The appellants, various public sector labour unions, were granted leave to appeal to the Supreme Court of Canada.

==Decision of the Court==
Justice McIntyre argued that freedom of association is an individual right, intended to protect collective activities that are already protected by other constitutional rights. Thus, activities that are prohibited individually are also forbidden collectively. As such, a trade union does not have a Charter right to strike incident to collective bargaining.

The plurality reasons (written by Justice Le Dain) spanned only three paragraphs, and agreed with Justice McIntyre's disposition. The plurality referred to the many types of associations that the Charter is intended to protect, and the importance of freedom of association, but also emphasized the importance of judicial restraint.

Chief Justice Dickson, in dissent, also agreed with the characterization of the freedom, but argued that the right is not associated with particular activities but rather is "a freedom of persons to join and act with others in common pursuits".
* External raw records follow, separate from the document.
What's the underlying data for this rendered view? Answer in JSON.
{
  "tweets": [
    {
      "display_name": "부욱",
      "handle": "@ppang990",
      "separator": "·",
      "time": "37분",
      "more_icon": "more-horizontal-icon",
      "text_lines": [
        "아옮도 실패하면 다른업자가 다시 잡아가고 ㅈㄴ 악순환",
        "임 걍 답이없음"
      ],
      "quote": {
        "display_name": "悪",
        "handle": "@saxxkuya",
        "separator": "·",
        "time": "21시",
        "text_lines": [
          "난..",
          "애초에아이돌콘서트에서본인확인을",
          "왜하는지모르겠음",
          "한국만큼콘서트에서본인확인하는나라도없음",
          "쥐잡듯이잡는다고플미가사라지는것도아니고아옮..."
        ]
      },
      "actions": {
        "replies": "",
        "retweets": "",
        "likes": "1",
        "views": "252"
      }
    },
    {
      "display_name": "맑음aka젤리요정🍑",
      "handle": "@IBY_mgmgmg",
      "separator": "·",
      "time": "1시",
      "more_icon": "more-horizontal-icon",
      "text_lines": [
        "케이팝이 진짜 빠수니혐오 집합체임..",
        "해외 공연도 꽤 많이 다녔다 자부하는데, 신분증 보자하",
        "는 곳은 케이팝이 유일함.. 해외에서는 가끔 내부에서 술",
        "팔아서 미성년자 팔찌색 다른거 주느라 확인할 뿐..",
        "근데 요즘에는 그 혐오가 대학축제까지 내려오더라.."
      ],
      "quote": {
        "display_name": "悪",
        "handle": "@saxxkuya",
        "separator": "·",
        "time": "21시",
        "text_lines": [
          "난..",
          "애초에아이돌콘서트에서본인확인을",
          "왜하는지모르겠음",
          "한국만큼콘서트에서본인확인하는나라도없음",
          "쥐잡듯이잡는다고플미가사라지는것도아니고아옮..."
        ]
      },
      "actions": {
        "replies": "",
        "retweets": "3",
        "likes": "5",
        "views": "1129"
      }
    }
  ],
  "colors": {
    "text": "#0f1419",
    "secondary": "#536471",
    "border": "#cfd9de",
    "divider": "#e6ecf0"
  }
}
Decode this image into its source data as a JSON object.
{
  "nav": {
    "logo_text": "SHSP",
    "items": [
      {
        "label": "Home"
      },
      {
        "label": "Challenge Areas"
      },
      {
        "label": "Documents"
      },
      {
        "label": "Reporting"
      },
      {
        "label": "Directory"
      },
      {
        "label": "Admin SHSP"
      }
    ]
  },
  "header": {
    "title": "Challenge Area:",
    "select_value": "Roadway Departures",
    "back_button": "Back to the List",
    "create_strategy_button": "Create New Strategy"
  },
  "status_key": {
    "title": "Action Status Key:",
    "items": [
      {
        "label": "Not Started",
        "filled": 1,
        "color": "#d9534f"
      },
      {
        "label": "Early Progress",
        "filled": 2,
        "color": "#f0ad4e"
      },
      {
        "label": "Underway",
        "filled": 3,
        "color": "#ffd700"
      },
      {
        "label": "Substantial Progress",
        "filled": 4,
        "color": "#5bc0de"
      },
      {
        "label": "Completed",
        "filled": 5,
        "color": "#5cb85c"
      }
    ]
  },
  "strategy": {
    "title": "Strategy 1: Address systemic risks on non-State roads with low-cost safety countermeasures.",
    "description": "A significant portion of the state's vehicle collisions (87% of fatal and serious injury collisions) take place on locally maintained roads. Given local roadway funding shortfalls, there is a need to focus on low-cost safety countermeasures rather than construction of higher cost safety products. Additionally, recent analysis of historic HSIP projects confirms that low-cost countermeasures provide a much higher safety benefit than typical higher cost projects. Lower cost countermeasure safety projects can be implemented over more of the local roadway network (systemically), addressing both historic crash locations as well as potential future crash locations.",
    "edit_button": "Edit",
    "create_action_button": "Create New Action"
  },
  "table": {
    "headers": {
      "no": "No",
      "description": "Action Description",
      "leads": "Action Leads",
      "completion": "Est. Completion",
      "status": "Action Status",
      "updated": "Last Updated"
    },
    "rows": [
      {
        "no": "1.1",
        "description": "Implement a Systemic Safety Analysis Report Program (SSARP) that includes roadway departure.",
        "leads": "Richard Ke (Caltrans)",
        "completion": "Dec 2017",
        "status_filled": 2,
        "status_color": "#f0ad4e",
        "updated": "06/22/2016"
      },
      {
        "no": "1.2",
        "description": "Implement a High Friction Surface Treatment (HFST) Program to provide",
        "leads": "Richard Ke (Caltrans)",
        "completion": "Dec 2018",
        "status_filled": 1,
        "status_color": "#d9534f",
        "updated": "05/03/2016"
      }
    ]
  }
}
== Subsequent developments ==
In 2001, the Supreme Court decided Dunmore v Ontario (Attorney General), which rejected a strictly individualized approach to section 2(d) reflected in the majority reasons of the reference. The SCC in Dunmore acknowledged that section 2(d) reflects collective, not just individual, rights, and found that substantial interference with the ability of workers to engage in "collective action" would infringe section 2(d).

The Supreme Court expressly overruled its decision in this case in Saskatchewan Federation of Labour v Saskatchewan, with a majority of the SCC recognizing a constitutionally-protected right to strike under section 2(d) of the Charter. The majority decision in that case specifically referred to Chief Justice Dickson's dissenting reasons in this case.